I try to code the equivalent Django query from this SQL query, but I'm stuck.
Any help is welcome.
I receive a race id
and from this race I want to do some statistics : nb_race
= the number of races from a Horse before the race given, best_chrono
= best time from a Horse before the race given.
SELECT *, (SELECT count(run.id)
FROM runner run
INNER JOIN race
ON run.race_id = race.id
WHERE run.horse_id = r.horse_id
AND race.datetime_start < rc.datetime_start
) AS nb_race,
(SELECT min(run.chrono)
FROM runner run
INNER JOIN race
ON run.race_id = race.id
WHERE run.horse_id = r.horse_id
AND race.datetime_start < rc.datetime_start
) AS best_time
FROM runner r, race rc
WHERE r.race_id = rc.id
AND rc.id = 7890
Django Models:
class Horse(models.Model):
id = AutoField(primary_key=True)
name = models.CharField(max_length=255, blank=True, null=True, default=None)
class Race(models.Model):
id = AutoField(primary_key=True)
datetime_start = models.DateTimeField(blank=True, null=True, default=None)
name = models.CharField(max_length=255, blank=True, null=True, default=None)
class Runner(models.Model):
id = AutoField(primary_key=True)
horse = models.ForeignKey(Horse, on_delete=models.PROTECT)
race = models.ForeignKey(Race, on_delete=models.PROTECT)
chrono = models.DecimalField(max_digits=10, decimal_places=2, blank=True, null=True, default=None)
Subquery expression can be used to compile an additional queryset as subquery that depends on the main queryset and execute them together as one SQL.
from django.db.models import OuterRef, Subquery, Count, Min, F
# prepare a repeated expression about previous runners, but don't execute it yet
prev_run = (
Runner.objects
.filter(
horse=OuterRef('horse'),
race__datetime_start__lt=OuterRef('race__datetime_start'))
.values('horse')
)
queryset = (
Runner.objects
.values('id', 'horse_id', 'race_id', 'chrono', 'race__name', 'race__datetime_start')
.annotate(
nb_race=Subquery(prev_run.annotate(nb_race=Count('id')).values('nb_race')),
best_time=Subquery(prev_run.annotate(best_time=Min('chrono')).values('best_time'))
)
)
Some tricks used here are described in the linked docs:
.values(...)
to one field: only the aggregated value.annotate()
is used in the subquery (not .aggregate()
).
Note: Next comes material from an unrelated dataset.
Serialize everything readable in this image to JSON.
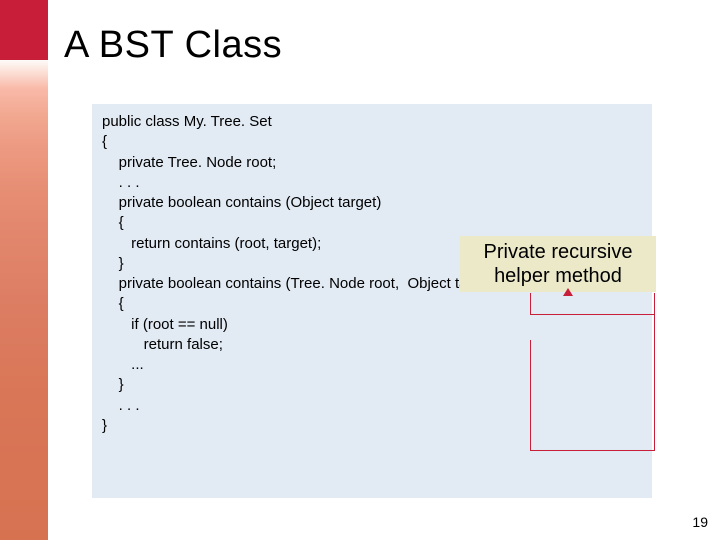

That adds a GROUP BY race.horse_id
, but is is not a problem becase there is also WHERE race.horse_id = ...
and the "group by" will be finally ignored by an SQL optimizer in a modern database backend.It is compiled to a query equivalent to the SQL in the example. Check the SQL:
>>> print(str(queryset.query))
SELECT ...,
(SELECT COUNT(U0.id)
FROM runner U0 INNER JOIN race U1 ON (U0.race_id = U1.id)
WHERE (U0.horse_id = runner.horse_id AND U1.datetime_start < race.datetime_start)
GROUP BY U0.horse_id
) AS nb_race,
...
FROM runner INNER JOIN race ON (runner.race_id = race.id)
A marginal difference is that a subquery uses some internal aliases like U0 and U1.